Gute Ärzte sind jetzt gefragt. Ärzte mit bester menschlicher und – wichtiger noch – höchster fachlicher Qualifikation. Spezialisten mit viel Erfahrung auch. Österreich wird – so wie es aussieht – mit einer Regierung auskommen müssen, die überwiegend nicht die Voraussetzungen hat, mit komplexen Themen umzugehen, die kaum Erfahrung im Umgang mit ernsten Krisen hat. Ja, zugegeben, einzelne Regenten haben seit Beginn der nicht enden wollenden Serie von Krisen eine Menge Steuergeld mehr oder weniger wahllos und jedenfalls weitgehend erfolglos über den Menschen abgeworfen, eigentlich gar nicht Steuergeld, sondern Geld, das gar nicht da war, das – gegen immer höhere Zinsen – am Geldmarkt ausgeliehen werden musste und muss.
Vor diesem Hintergrund darf man sich wundern, was sich die sich formierende Regierung, vermutlich – wie fast immer – engagierte Menschen, die wirklich ihr Bestes geben, aber eben nicht die richtigen Kompetenzen haben, zutraut.

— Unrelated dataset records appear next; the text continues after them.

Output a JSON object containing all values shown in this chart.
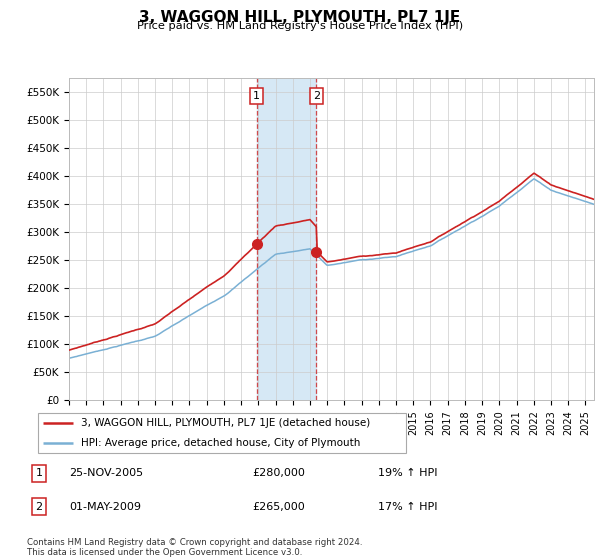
{
  "title": "3, WAGGON HILL, PLYMOUTH, PL7 1JE",
  "subtitle": "Price paid vs. HM Land Registry's House Price Index (HPI)",
  "ylabel_ticks": [
    "£0",
    "£50K",
    "£100K",
    "£150K",
    "£200K",
    "£250K",
    "£300K",
    "£350K",
    "£400K",
    "£450K",
    "£500K",
    "£550K"
  ],
  "ytick_values": [
    0,
    50000,
    100000,
    150000,
    200000,
    250000,
    300000,
    350000,
    400000,
    450000,
    500000,
    550000
  ],
  "ylim": [
    0,
    575000
  ],
  "xlim": [
    1995,
    2025.5
  ],
  "hpi_color": "#7ab0d4",
  "price_color": "#cc2222",
  "sale1_date_x": 2005.9,
  "sale1_price": 280000,
  "sale2_date_x": 2009.37,
  "sale2_price": 265000,
  "shade_color": "#d6e8f5",
  "legend_line1": "3, WAGGON HILL, PLYMOUTH, PL7 1JE (detached house)",
  "legend_line2": "HPI: Average price, detached house, City of Plymouth",
  "table_row1": [
    "1",
    "25-NOV-2005",
    "£280,000",
    "19% ↑ HPI"
  ],
  "table_row2": [
    "2",
    "01-MAY-2009",
    "£265,000",
    "17% ↑ HPI"
  ],
  "footer": "Contains HM Land Registry data © Crown copyright and database right 2024.\nThis data is licensed under the Open Government Licence v3.0.",
  "bg_color": "#ffffff",
  "grid_color": "#cccccc"
}
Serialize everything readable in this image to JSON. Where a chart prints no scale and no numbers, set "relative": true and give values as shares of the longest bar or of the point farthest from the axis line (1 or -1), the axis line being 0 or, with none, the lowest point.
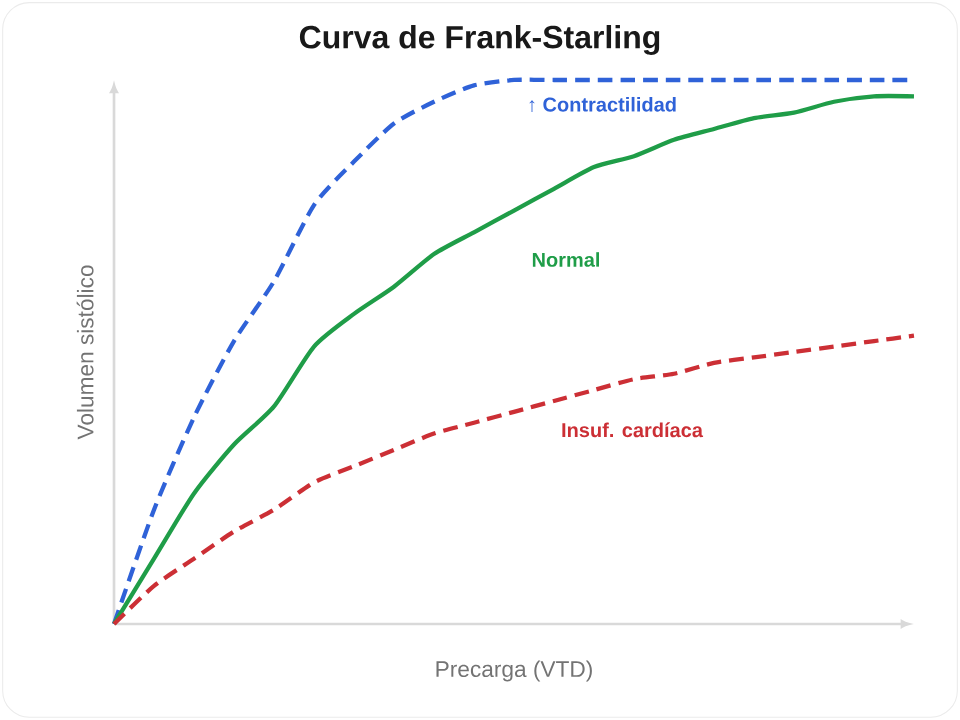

Würden Sie, würde ich mich trauen, ohne entsprechende Ausbildung einen wirklich ernstlich erkrankten Menschen zu operieren? Wäre das verantwortungsvoll oder auch nur verantwortbar? Wäre es nicht. Es wäre sogar strafbar. Die gerade entstehende Regierung wird mit Sicherheit enttäuschen, wie bereits die deutsche „Ampel“, wo wir das ja „live“ beobachten konnten und können, wird dann vorzeitig in Neuwahlen getrieben werden oder flüchten und es wird eine – nach einigem Stillstand – neue Regierung kommen, eine anders zusammengesetzte, aber wieder aus mehr oder weniger begabten Darstellern von Kompetenz und es wird im Ergebnis schließlich noch schlimmer kommen. Bis zumindest die Demokratie, und was noch schlimmer ist, bis Österreich am Ende ist.
Gibt es keine Lösung?
Doch. Die Politiker, die gelernten und ungelernten, sollten – wie es übrigens die Verfassung vorsieht – das Parlament mit Leben erfüllen und sich dort argumentativ austauschen, das tun, was sie am besten können, nämlich die Menschen draußen in der „wirklichen Welt“ vertreten, den gesetzlichen Rahmen schaffen und die Regierung kontrollieren. Die Legislative nennt man das. Und regieren sollten Menschen, die das können. Die besten Köpfe des Landes. Die wissen, wie man komplexe Aufgabenstellungen professionell bearbeitet, wie man saniert, wie man Ordnung schafft, wie man – vor allem auch – Zukunft gestaltet. Regierende, die schon wiederholt in der „wirklichen Welt“ gezeigt haben, dass sie das können. Die Exekutive. Menschen, die tun. Und die können, was sie tun.